IV .HASIL DAN PEMBAHASAN
4.1 Kondisi Tanah 4.1.1. Sifat Kimia dan Fisik Tanah
Berdasarkan analisis pendahuluan tanah Tabel Lampiran 1, sebelum penelitian diketahui bahwa nilai pH adalah 6.28 atau termasuk agak masam,
kandungan C-organik tergolong sedang yaitu 2.23, N total tergolong sedang yaitu 0.32, kandungan P tergolong sangat rendah yaitu 7.18 ppm, K tergolong
sangat tinggi yaitu 2.45 me100g,dan kejenuhan basa tergolong sangat rendah yaitu 17.06. Tekstur tanah pada plot percobaan mengandung 8.36 pasir,
34.4 debu dan 57.20 liat, sehingga dikelaskan kedalam kelas tekstur liat.
4.1.2. Nilai pH dan Eh
Nilai pH tanah selama masa pertanaman terlihat pada Gambar 1. Nilai pH terlihat cukup stabil berkisar 6.20-6.77 selama masa pertanaman. Pengaruh
perlakuan tidak menyebabkan perbedaan yang nyata pada nilai pH, karena pH tanah yang disawahkan akan mendekati netral.

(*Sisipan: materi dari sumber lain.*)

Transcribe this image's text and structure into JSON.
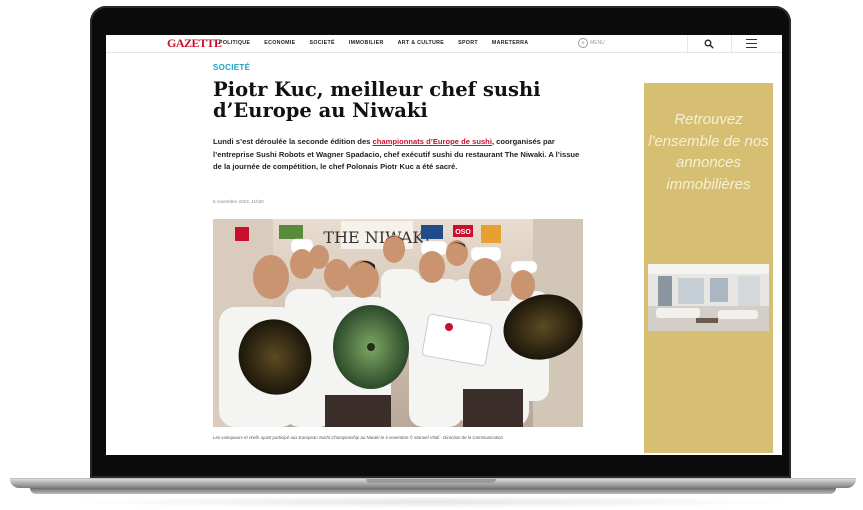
{
  "site": {
    "logo_text": "GAZETTE",
    "nav_items": [
      "POLITIQUE",
      "ECONOMIE",
      "SOCIETÉ",
      "IMMOBILIER",
      "ART & CULTURE",
      "SPORT",
      "MARETERRA"
    ],
    "menu_label": "MENU",
    "search_icon": "search-icon",
    "hamburger_icon": "hamburger-menu-icon",
    "brand_color": "#c8102e",
    "accent_color": "#1da3c9"
  },
  "article": {
    "category": "SOCIETÉ",
    "title": "Piotr Kuc, meilleur chef sushi d’Europe au Niwaki",
    "lede_before": "Lundi s’est déroulée la seconde édition des ",
    "lede_link": "championnats d’Europe de sushi",
    "lede_after": ", coorganisés par l’entreprise Sushi Robots et Wagner Spadacio, chef exécutif sushi du restaurant The Niwaki. A l’issue de la journée de compétition, le chef Polonais Piotr Kuc a été sacré.",
    "date": "6 novembre 2024, 11h40",
    "photo_banner_text": "THE NIWAKI",
    "photo_sign_text": "OSO",
    "caption": "Les vainqueurs et chefs ayant participé aux European Sushi Championship au Niwaki le 4 novembre © Manuel Vitali - Direction de la Communication"
  },
  "ad": {
    "text": "Retrouvez l'ensemble de nos annonces immobilières",
    "background": "#d6bf72"
  }
}
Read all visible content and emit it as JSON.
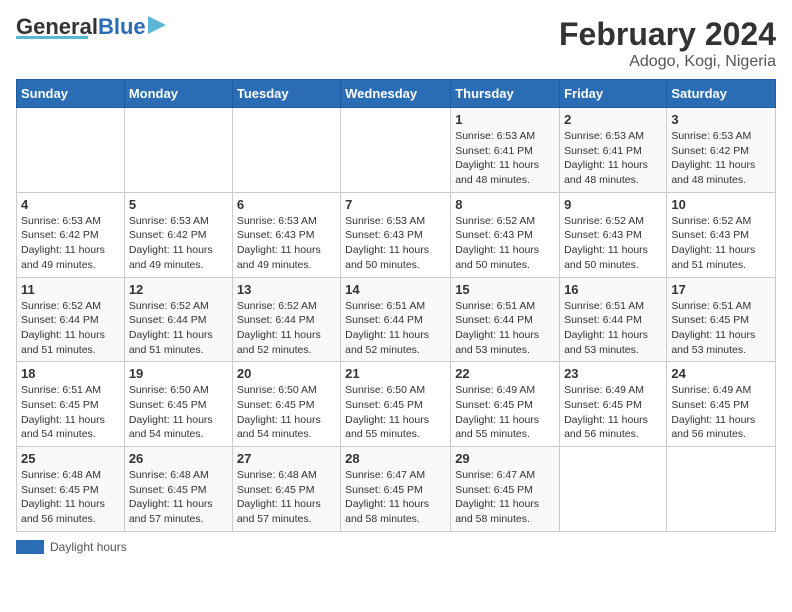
{
  "header": {
    "logo_general": "General",
    "logo_blue": "Blue",
    "title": "February 2024",
    "subtitle": "Adogo, Kogi, Nigeria"
  },
  "weekdays": [
    "Sunday",
    "Monday",
    "Tuesday",
    "Wednesday",
    "Thursday",
    "Friday",
    "Saturday"
  ],
  "legend": {
    "label": "Daylight hours"
  },
  "weeks": [
    [
      {
        "day": "",
        "info": ""
      },
      {
        "day": "",
        "info": ""
      },
      {
        "day": "",
        "info": ""
      },
      {
        "day": "",
        "info": ""
      },
      {
        "day": "1",
        "info": "Sunrise: 6:53 AM\nSunset: 6:41 PM\nDaylight: 11 hours\nand 48 minutes."
      },
      {
        "day": "2",
        "info": "Sunrise: 6:53 AM\nSunset: 6:41 PM\nDaylight: 11 hours\nand 48 minutes."
      },
      {
        "day": "3",
        "info": "Sunrise: 6:53 AM\nSunset: 6:42 PM\nDaylight: 11 hours\nand 48 minutes."
      }
    ],
    [
      {
        "day": "4",
        "info": "Sunrise: 6:53 AM\nSunset: 6:42 PM\nDaylight: 11 hours\nand 49 minutes."
      },
      {
        "day": "5",
        "info": "Sunrise: 6:53 AM\nSunset: 6:42 PM\nDaylight: 11 hours\nand 49 minutes."
      },
      {
        "day": "6",
        "info": "Sunrise: 6:53 AM\nSunset: 6:43 PM\nDaylight: 11 hours\nand 49 minutes."
      },
      {
        "day": "7",
        "info": "Sunrise: 6:53 AM\nSunset: 6:43 PM\nDaylight: 11 hours\nand 50 minutes."
      },
      {
        "day": "8",
        "info": "Sunrise: 6:52 AM\nSunset: 6:43 PM\nDaylight: 11 hours\nand 50 minutes."
      },
      {
        "day": "9",
        "info": "Sunrise: 6:52 AM\nSunset: 6:43 PM\nDaylight: 11 hours\nand 50 minutes."
      },
      {
        "day": "10",
        "info": "Sunrise: 6:52 AM\nSunset: 6:43 PM\nDaylight: 11 hours\nand 51 minutes."
      }
    ],
    [
      {
        "day": "11",
        "info": "Sunrise: 6:52 AM\nSunset: 6:44 PM\nDaylight: 11 hours\nand 51 minutes."
      },
      {
        "day": "12",
        "info": "Sunrise: 6:52 AM\nSunset: 6:44 PM\nDaylight: 11 hours\nand 51 minutes."
      },
      {
        "day": "13",
        "info": "Sunrise: 6:52 AM\nSunset: 6:44 PM\nDaylight: 11 hours\nand 52 minutes."
      },
      {
        "day": "14",
        "info": "Sunrise: 6:51 AM\nSunset: 6:44 PM\nDaylight: 11 hours\nand 52 minutes."
      },
      {
        "day": "15",
        "info": "Sunrise: 6:51 AM\nSunset: 6:44 PM\nDaylight: 11 hours\nand 53 minutes."
      },
      {
        "day": "16",
        "info": "Sunrise: 6:51 AM\nSunset: 6:44 PM\nDaylight: 11 hours\nand 53 minutes."
      },
      {
        "day": "17",
        "info": "Sunrise: 6:51 AM\nSunset: 6:45 PM\nDaylight: 11 hours\nand 53 minutes."
      }
    ],
    [
      {
        "day": "18",
        "info": "Sunrise: 6:51 AM\nSunset: 6:45 PM\nDaylight: 11 hours\nand 54 minutes."
      },
      {
        "day": "19",
        "info": "Sunrise: 6:50 AM\nSunset: 6:45 PM\nDaylight: 11 hours\nand 54 minutes."
      },
      {
        "day": "20",
        "info": "Sunrise: 6:50 AM\nSunset: 6:45 PM\nDaylight: 11 hours\nand 54 minutes."
      },
      {
        "day": "21",
        "info": "Sunrise: 6:50 AM\nSunset: 6:45 PM\nDaylight: 11 hours\nand 55 minutes."
      },
      {
        "day": "22",
        "info": "Sunrise: 6:49 AM\nSunset: 6:45 PM\nDaylight: 11 hours\nand 55 minutes."
      },
      {
        "day": "23",
        "info": "Sunrise: 6:49 AM\nSunset: 6:45 PM\nDaylight: 11 hours\nand 56 minutes."
      },
      {
        "day": "24",
        "info": "Sunrise: 6:49 AM\nSunset: 6:45 PM\nDaylight: 11 hours\nand 56 minutes."
      }
    ],
    [
      {
        "day": "25",
        "info": "Sunrise: 6:48 AM\nSunset: 6:45 PM\nDaylight: 11 hours\nand 56 minutes."
      },
      {
        "day": "26",
        "info": "Sunrise: 6:48 AM\nSunset: 6:45 PM\nDaylight: 11 hours\nand 57 minutes."
      },
      {
        "day": "27",
        "info": "Sunrise: 6:48 AM\nSunset: 6:45 PM\nDaylight: 11 hours\nand 57 minutes."
      },
      {
        "day": "28",
        "info": "Sunrise: 6:47 AM\nSunset: 6:45 PM\nDaylight: 11 hours\nand 58 minutes."
      },
      {
        "day": "29",
        "info": "Sunrise: 6:47 AM\nSunset: 6:45 PM\nDaylight: 11 hours\nand 58 minutes."
      },
      {
        "day": "",
        "info": ""
      },
      {
        "day": "",
        "info": ""
      }
    ]
  ]
}
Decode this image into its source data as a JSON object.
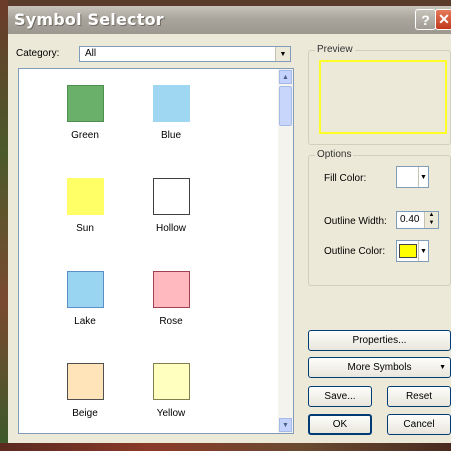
{
  "window": {
    "title": "Symbol Selector",
    "help_glyph": "?",
    "close_glyph": "✕"
  },
  "category": {
    "label": "Category:",
    "value": "All",
    "arrow": "▼"
  },
  "symbols": [
    {
      "name": "Green",
      "fill": "#6ab06a",
      "border": "#4d8f4d"
    },
    {
      "name": "Blue",
      "fill": "#9fd6f2",
      "border": "#9fd6f2"
    },
    {
      "name": "Sun",
      "fill": "#ffff66",
      "border": "#ffff66"
    },
    {
      "name": "Hollow",
      "fill": "#ffffff",
      "border": "#404040"
    },
    {
      "name": "Lake",
      "fill": "#99d4f0",
      "border": "#5b8fc7"
    },
    {
      "name": "Rose",
      "fill": "#ffb9bf",
      "border": "#a04050"
    },
    {
      "name": "Beige",
      "fill": "#ffe4b9",
      "border": "#505050"
    },
    {
      "name": "Yellow",
      "fill": "#ffffbf",
      "border": "#808050"
    }
  ],
  "preview": {
    "label": "Preview",
    "border_color": "#ffff28"
  },
  "options": {
    "label": "Options",
    "fill_color_label": "Fill Color:",
    "outline_width_label": "Outline Width:",
    "outline_width_value": "0.40",
    "outline_color_label": "Outline Color:",
    "outline_color": "#ffff00"
  },
  "buttons": {
    "properties": "Properties...",
    "more_symbols": "More Symbols",
    "save": "Save...",
    "reset": "Reset",
    "ok": "OK",
    "cancel": "Cancel"
  }
}
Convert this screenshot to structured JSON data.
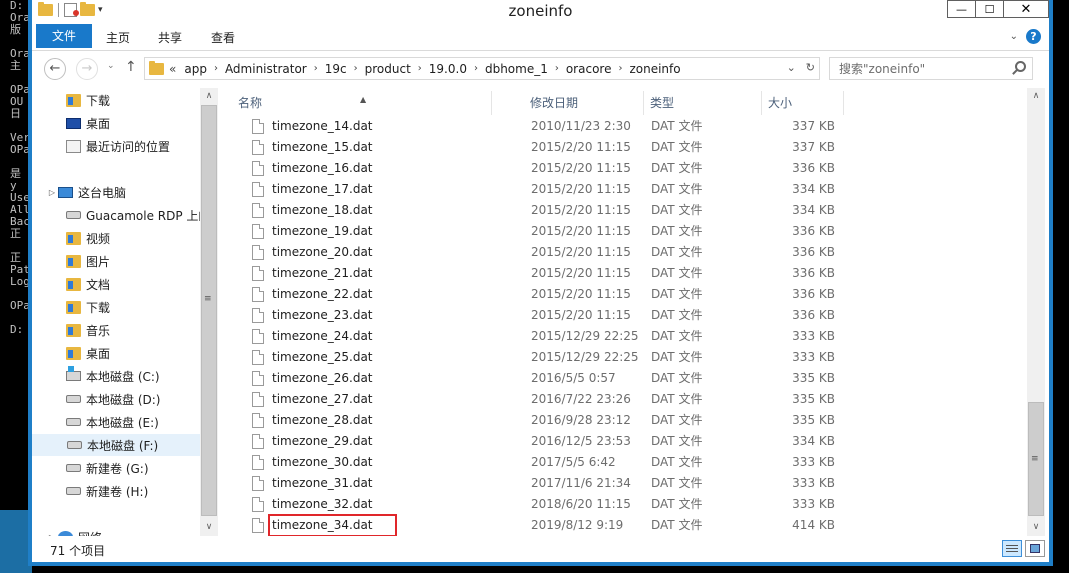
{
  "console": {
    "lines": [
      "D:",
      "Ora",
      "版",
      "",
      "Ora",
      "主",
      "",
      "OPa",
      "OU",
      "日",
      "",
      "Ver",
      "OPa",
      "",
      "是",
      "y",
      "Use",
      "All",
      "Bac",
      "正",
      "",
      "正",
      "Pat",
      "Log",
      "",
      "OPa",
      "",
      "D:"
    ]
  },
  "window": {
    "title": "zoneinfo",
    "min_label": "—",
    "max_label": "☐",
    "close_label": "✕"
  },
  "ribbon": {
    "tabs": [
      "文件",
      "主页",
      "共享",
      "查看"
    ],
    "collapse_glyph": "⌄",
    "help_glyph": "?"
  },
  "nav": {
    "back_glyph": "←",
    "forward_glyph": "→",
    "recent_glyph": "⌄",
    "up_glyph": "↑",
    "overflow": "«",
    "breadcrumbs": [
      "app",
      "Administrator",
      "19c",
      "product",
      "19.0.0",
      "dbhome_1",
      "oracore",
      "zoneinfo"
    ],
    "crumb_sep": "›",
    "dropdown_glyph": "⌄",
    "refresh_glyph": "↻",
    "search_placeholder": "搜索\"zoneinfo\""
  },
  "sidebar": {
    "items": [
      {
        "label": "下载",
        "icon": "downloads-folder-icon"
      },
      {
        "label": "桌面",
        "icon": "desktop-icon"
      },
      {
        "label": "最近访问的位置",
        "icon": "recent-places-icon"
      },
      {
        "label": "这台电脑",
        "icon": "this-pc-icon"
      },
      {
        "label": "Guacamole RDP 上的",
        "icon": "network-drive-icon"
      },
      {
        "label": "视频",
        "icon": "videos-folder-icon"
      },
      {
        "label": "图片",
        "icon": "pictures-folder-icon"
      },
      {
        "label": "文档",
        "icon": "documents-folder-icon"
      },
      {
        "label": "下载",
        "icon": "downloads-folder-icon"
      },
      {
        "label": "音乐",
        "icon": "music-folder-icon"
      },
      {
        "label": "桌面",
        "icon": "desktop-folder-icon"
      },
      {
        "label": "本地磁盘 (C:)",
        "icon": "system-drive-icon"
      },
      {
        "label": "本地磁盘 (D:)",
        "icon": "drive-icon"
      },
      {
        "label": "本地磁盘 (E:)",
        "icon": "drive-icon"
      },
      {
        "label": "本地磁盘 (F:)",
        "icon": "drive-icon"
      },
      {
        "label": "新建卷 (G:)",
        "icon": "drive-icon"
      },
      {
        "label": "新建卷 (H:)",
        "icon": "drive-icon"
      },
      {
        "label": "网络",
        "icon": "network-icon"
      }
    ],
    "selected_label": "本地磁盘 (F:)",
    "expand_glyph": "▷"
  },
  "columns": {
    "name": "名称",
    "date": "修改日期",
    "type": "类型",
    "size": "大小",
    "sort_glyph": "▲"
  },
  "files": [
    {
      "name": "timezone_14.dat",
      "date": "2010/11/23 2:30",
      "type": "DAT 文件",
      "size": "337 KB"
    },
    {
      "name": "timezone_15.dat",
      "date": "2015/2/20 11:15",
      "type": "DAT 文件",
      "size": "337 KB"
    },
    {
      "name": "timezone_16.dat",
      "date": "2015/2/20 11:15",
      "type": "DAT 文件",
      "size": "336 KB"
    },
    {
      "name": "timezone_17.dat",
      "date": "2015/2/20 11:15",
      "type": "DAT 文件",
      "size": "334 KB"
    },
    {
      "name": "timezone_18.dat",
      "date": "2015/2/20 11:15",
      "type": "DAT 文件",
      "size": "334 KB"
    },
    {
      "name": "timezone_19.dat",
      "date": "2015/2/20 11:15",
      "type": "DAT 文件",
      "size": "336 KB"
    },
    {
      "name": "timezone_20.dat",
      "date": "2015/2/20 11:15",
      "type": "DAT 文件",
      "size": "336 KB"
    },
    {
      "name": "timezone_21.dat",
      "date": "2015/2/20 11:15",
      "type": "DAT 文件",
      "size": "336 KB"
    },
    {
      "name": "timezone_22.dat",
      "date": "2015/2/20 11:15",
      "type": "DAT 文件",
      "size": "336 KB"
    },
    {
      "name": "timezone_23.dat",
      "date": "2015/2/20 11:15",
      "type": "DAT 文件",
      "size": "336 KB"
    },
    {
      "name": "timezone_24.dat",
      "date": "2015/12/29 22:25",
      "type": "DAT 文件",
      "size": "333 KB"
    },
    {
      "name": "timezone_25.dat",
      "date": "2015/12/29 22:25",
      "type": "DAT 文件",
      "size": "333 KB"
    },
    {
      "name": "timezone_26.dat",
      "date": "2016/5/5 0:57",
      "type": "DAT 文件",
      "size": "335 KB"
    },
    {
      "name": "timezone_27.dat",
      "date": "2016/7/22 23:26",
      "type": "DAT 文件",
      "size": "335 KB"
    },
    {
      "name": "timezone_28.dat",
      "date": "2016/9/28 23:12",
      "type": "DAT 文件",
      "size": "335 KB"
    },
    {
      "name": "timezone_29.dat",
      "date": "2016/12/5 23:53",
      "type": "DAT 文件",
      "size": "334 KB"
    },
    {
      "name": "timezone_30.dat",
      "date": "2017/5/5 6:42",
      "type": "DAT 文件",
      "size": "333 KB"
    },
    {
      "name": "timezone_31.dat",
      "date": "2017/11/6 21:34",
      "type": "DAT 文件",
      "size": "333 KB"
    },
    {
      "name": "timezone_32.dat",
      "date": "2018/6/20 11:15",
      "type": "DAT 文件",
      "size": "333 KB"
    },
    {
      "name": "timezone_34.dat",
      "date": "2019/8/12 9:19",
      "type": "DAT 文件",
      "size": "414 KB"
    }
  ],
  "highlighted_file": "timezone_34.dat",
  "status": {
    "item_count": "71 个项目"
  },
  "colors": {
    "window_border": "#1f7fc8",
    "file_tab": "#1979ca",
    "highlight": "#e0262a",
    "selection": "#e5f1fb"
  },
  "scroll": {
    "up_glyph": "∧",
    "down_glyph": "∨",
    "grip_glyph": "≡"
  }
}
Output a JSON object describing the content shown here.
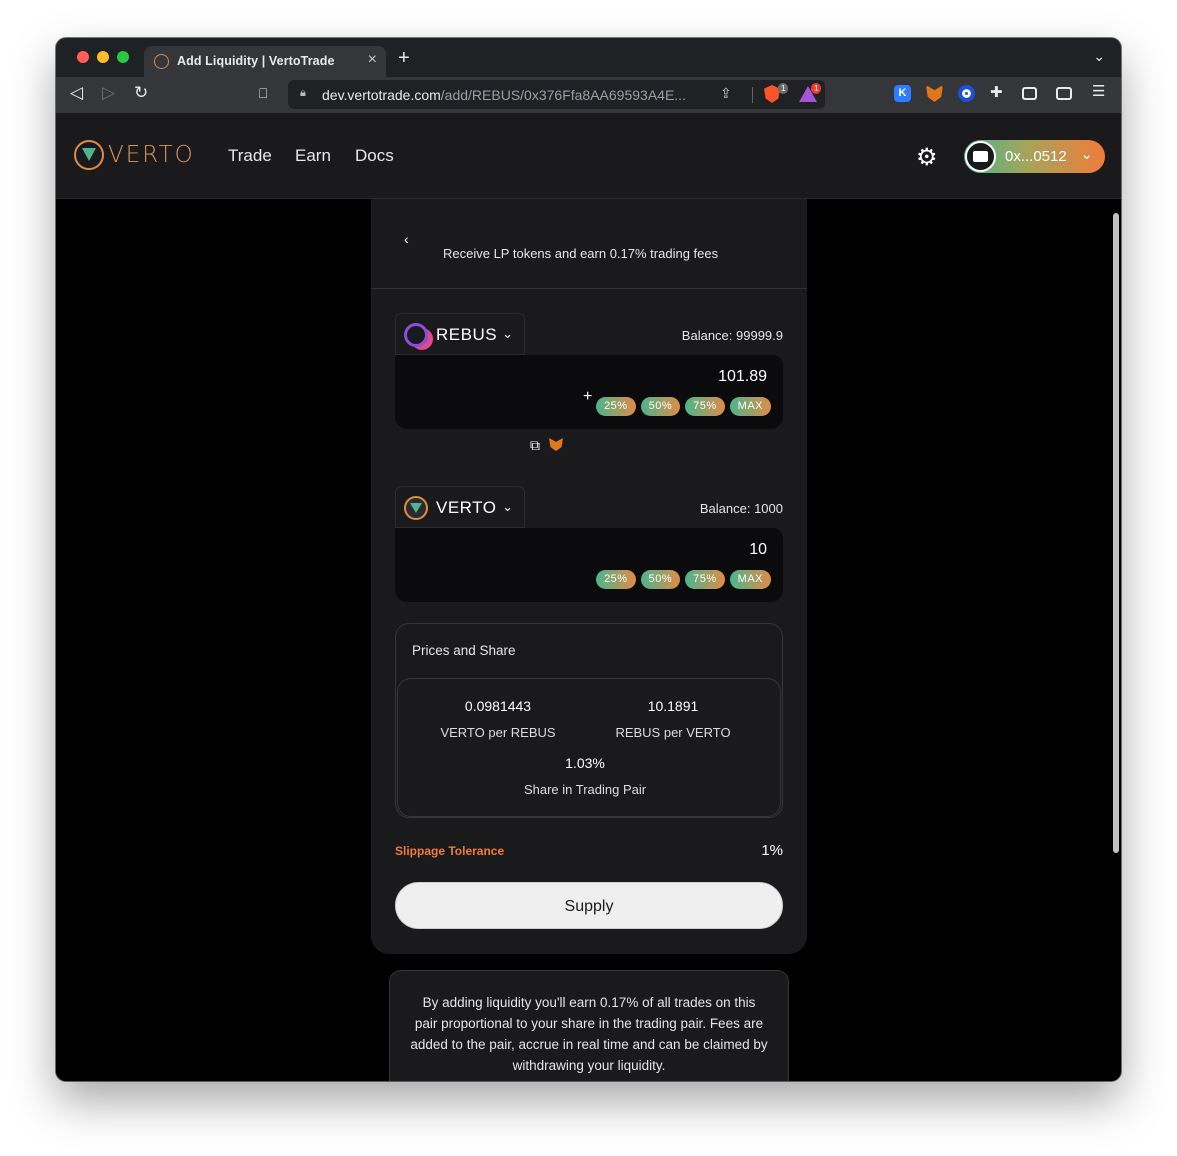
{
  "browser": {
    "tab_title": "Add Liquidity | VertoTrade",
    "url_host": "dev.vertotrade.com",
    "url_path": "/add/REBUS/0x376Ffa8AA69593A4E...",
    "badges": [
      "1",
      "1"
    ],
    "extension_k": "K"
  },
  "header": {
    "logo_text": "VERTO",
    "nav": [
      "Trade",
      "Earn",
      "Docs"
    ],
    "wallet_address": "0x...0512"
  },
  "card": {
    "subtitle": "Receive LP tokens and earn 0.17% trading fees",
    "token_a": {
      "symbol": "REBUS",
      "balance": "Balance: 99999.9",
      "amount": "101.89"
    },
    "plus": "+",
    "token_b": {
      "symbol": "VERTO",
      "balance": "Balance: 1000",
      "amount": "10"
    },
    "percent_buttons": [
      "25%",
      "50%",
      "75%",
      "MAX"
    ],
    "prices": {
      "title": "Prices and Share",
      "a_per_b_value": "0.0981443",
      "a_per_b_label": "VERTO per REBUS",
      "b_per_a_value": "10.1891",
      "b_per_a_label": "REBUS per VERTO",
      "share_value": "1.03%",
      "share_label": "Share in Trading Pair"
    },
    "slippage_label": "Slippage Tolerance",
    "slippage_value": "1%",
    "supply_label": "Supply"
  },
  "info_text": "By adding liquidity you'll earn 0.17% of all trades on this pair proportional to your share in the trading pair. Fees are added to the pair, accrue in real time and can be claimed by withdrawing your liquidity.",
  "colors": {
    "accent_orange": "#f07b3a",
    "accent_green": "#4bb58d",
    "background": "#000000",
    "card": "#1a1a1c"
  }
}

Pada pengukuran Eh pada Gambar 2, terlihat pada 0 HST perlakuan S.R.I. organik dan S.R.I. semi-organik memiliki nilai Eh yang paling rendah yaitu
-135 mV dan -129 mV, lebih rendah dibanding dengan perlakuan konvensional yang memiliki nilai -128 mV, hal ini dikarenakan adanya penambahan bahan
organik sebanyak 5 tonha pada perlakuan S.R.I. organik dan penambahan bio- organik fertilizer
Fertismart . Penambahan bahan-bahan tersebut dapat meningkatkan aktifitas mikroorganisme tanah yang akan mengakibatkan
pemakaian oksigen tanah yang tinggi, sehingga mengakibatkan terjadinya
penurunan nilai Eh pada tanah. Namun pada 55 HST kenaikan nilai Eh pada perlakuan S.R.I. organik dan semi-organik cukup tinggi, tetapi tidak pada
perlakuan konvensional yang hanya naik sedikit, hal ini di karenakan perlakuan konvensional lahan selalu digenangi, sehingga oksigen sulit masuk kedalam pori
tanah. Pada 108 HST nilai pH dan Eh pada tiap-tiap perlakuan hampir seragam, hal ini dikarenakan pada 108 HST merupakan masa pemasakan bulir padi, sehinga
baik lahan konvensional maupun S.R.I. dikondisikan kering.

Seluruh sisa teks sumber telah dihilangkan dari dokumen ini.